I have a question about baptism, I thought that one could not be taught wrong and baptized right. I recently got re-baptized, because I was young (12) years old when I obeyed the gospel. I just could not remember if I understood what the gospel was about at that time.  I remember hearing  when a person turns 12 their sins are on them and if they died in their sins they would not go to heaven, this was not taught in the Church of Christ, I remember family saying this. I was so scared, I honestly think I got baptized because I did not want to go to hell. I am 39 years old, I have always struggled with this so to be save I got re-baptized. I fully understood what I was doing, and I feel relieved that I done it the correct way.  If someone was a member of a denomination, even though they may know what they were getting baptized, for example believing that Jesus Christ is the son of God, that he died was buried and resurrected for the remission of our sins and that we must also die, be buried (not sprinkled,) and resurrected (our first death putting away the old man) when we are buried in the water we then come in contact with the blood of Christ washing away our sins. Are individuals coming out of denomination  baptized right if they believed the gospel, although they were worshiping under false doctrine? If I were in that situation I would rather do it again rather than wait till the last day and God say depart from me I never knew you your work is of iniquity (Matthew 7:23).

Answer:

I believe you are referring to my recent answer to a question where a woman was baptized when attending the Baptist religion, but she now insists that she was baptized for the right reasons even though the Baptist's teachings are incorrect regarding baptism.
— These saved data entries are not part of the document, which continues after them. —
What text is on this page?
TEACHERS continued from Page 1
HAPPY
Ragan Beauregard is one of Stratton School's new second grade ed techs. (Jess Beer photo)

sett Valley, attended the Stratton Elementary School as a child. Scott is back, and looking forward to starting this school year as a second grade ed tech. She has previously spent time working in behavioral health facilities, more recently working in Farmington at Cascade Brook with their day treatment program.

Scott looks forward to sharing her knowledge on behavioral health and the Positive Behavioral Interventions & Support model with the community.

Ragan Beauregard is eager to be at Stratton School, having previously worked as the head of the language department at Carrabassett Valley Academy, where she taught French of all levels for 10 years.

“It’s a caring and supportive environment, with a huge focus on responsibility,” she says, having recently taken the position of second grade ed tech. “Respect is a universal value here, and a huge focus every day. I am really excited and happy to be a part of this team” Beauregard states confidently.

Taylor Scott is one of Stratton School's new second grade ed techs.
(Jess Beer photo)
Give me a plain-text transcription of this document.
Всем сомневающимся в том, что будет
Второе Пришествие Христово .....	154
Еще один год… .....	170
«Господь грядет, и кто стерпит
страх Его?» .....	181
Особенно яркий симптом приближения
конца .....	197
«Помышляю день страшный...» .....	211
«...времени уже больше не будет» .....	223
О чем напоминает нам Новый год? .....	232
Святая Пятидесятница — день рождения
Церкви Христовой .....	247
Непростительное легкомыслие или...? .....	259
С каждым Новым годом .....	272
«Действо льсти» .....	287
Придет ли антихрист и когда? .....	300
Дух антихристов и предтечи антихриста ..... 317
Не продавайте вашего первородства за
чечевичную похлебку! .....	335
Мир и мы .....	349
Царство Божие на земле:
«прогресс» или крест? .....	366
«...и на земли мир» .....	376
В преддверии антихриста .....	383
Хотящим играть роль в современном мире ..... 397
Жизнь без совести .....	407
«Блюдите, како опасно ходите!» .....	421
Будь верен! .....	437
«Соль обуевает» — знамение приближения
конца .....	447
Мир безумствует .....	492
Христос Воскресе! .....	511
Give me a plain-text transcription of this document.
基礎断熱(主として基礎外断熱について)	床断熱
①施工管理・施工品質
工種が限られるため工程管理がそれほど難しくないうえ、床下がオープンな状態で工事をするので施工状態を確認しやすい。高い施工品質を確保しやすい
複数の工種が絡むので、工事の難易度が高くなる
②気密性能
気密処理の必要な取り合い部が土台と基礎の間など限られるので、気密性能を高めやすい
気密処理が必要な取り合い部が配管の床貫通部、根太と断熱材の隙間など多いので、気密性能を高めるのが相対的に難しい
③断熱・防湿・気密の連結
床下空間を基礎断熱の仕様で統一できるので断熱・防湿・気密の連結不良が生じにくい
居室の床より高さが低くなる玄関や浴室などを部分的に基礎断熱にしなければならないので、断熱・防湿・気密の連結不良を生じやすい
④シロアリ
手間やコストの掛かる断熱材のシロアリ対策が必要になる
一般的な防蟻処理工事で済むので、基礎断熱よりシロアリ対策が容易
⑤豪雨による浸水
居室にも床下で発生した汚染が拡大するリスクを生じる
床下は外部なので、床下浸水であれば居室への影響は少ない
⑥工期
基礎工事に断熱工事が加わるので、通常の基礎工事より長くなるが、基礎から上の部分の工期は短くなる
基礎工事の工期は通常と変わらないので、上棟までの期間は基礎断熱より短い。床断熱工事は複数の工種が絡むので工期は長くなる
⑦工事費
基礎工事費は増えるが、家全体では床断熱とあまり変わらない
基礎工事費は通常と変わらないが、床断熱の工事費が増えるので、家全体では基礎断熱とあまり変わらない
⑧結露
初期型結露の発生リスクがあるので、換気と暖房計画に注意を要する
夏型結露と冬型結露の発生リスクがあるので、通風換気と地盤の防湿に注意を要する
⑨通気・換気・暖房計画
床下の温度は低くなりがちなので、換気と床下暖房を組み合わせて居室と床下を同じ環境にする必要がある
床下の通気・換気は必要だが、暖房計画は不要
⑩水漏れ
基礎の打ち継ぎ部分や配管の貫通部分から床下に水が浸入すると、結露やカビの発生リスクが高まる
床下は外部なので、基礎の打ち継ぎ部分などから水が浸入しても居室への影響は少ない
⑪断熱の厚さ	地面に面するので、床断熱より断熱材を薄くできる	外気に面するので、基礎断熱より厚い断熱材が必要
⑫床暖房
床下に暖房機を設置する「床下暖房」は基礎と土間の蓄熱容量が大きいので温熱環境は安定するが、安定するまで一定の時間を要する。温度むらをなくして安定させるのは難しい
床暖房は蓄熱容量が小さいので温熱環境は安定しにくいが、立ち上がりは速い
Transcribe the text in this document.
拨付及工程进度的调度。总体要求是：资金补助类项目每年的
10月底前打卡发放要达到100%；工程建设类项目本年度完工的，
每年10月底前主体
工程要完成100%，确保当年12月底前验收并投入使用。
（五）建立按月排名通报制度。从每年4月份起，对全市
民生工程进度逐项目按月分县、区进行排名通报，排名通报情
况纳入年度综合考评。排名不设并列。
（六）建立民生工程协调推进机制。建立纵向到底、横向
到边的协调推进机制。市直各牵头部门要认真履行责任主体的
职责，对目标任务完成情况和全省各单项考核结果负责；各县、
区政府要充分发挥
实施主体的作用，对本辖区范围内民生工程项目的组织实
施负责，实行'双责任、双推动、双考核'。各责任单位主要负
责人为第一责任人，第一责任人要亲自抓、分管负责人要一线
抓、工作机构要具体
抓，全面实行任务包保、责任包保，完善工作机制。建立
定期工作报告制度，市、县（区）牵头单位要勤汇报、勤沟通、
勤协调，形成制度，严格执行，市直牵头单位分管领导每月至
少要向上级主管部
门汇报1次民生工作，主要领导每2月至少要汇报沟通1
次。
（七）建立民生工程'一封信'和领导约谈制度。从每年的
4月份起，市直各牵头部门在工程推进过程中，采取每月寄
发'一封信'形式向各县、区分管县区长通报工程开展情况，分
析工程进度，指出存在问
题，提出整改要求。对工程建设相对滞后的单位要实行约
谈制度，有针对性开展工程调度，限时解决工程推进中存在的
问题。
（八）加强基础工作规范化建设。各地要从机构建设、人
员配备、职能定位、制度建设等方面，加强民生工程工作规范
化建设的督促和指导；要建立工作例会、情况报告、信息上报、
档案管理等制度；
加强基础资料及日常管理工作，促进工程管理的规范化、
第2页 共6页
This situation is different from your own. You questioned whether your baptism was done for the right motives, this woman insists that she did it for the right motives despite the fact that the denomination she was in at the time teaches an incorrect view of baptism. I suspect that she isn't being honest about the situation. She is likely rewriting history to match what she currently knows, but I must also acknowledge that I cannot read a person's mind nor can I look back at the past to see what was done. There is a possibility, remote as it might be, that she as an individual did the right thing despite being in a religion that taught the wrong thing. Since I'm handicapped, I must allow God to settle this matter.

In general, if a person is being baptized by immersion for the remission of his sins, understands that his baptism joins him in the death, burial, and resurrection of Jesus Christ, then it is a valid baptism. Who does the baptism doesn't matter -- if it did, then we would run into problems with how a church can restart when people learn the truth from the Bible. I had a case two years ago where four young men studied themselves out of Catholicism, but they were in a Muslim country with no church in the region. They settled on baptizing each other and thus a small church was born along with four new Christians.

When a person questions whether his baptism was valid, and people coming out of denominations ought to examine both what and why they did things carefully, I encourage him to be baptized again. If his first baptism was valid, the second causes no harm. If his first baptism was invalid, then he can be confident he has done the right thing.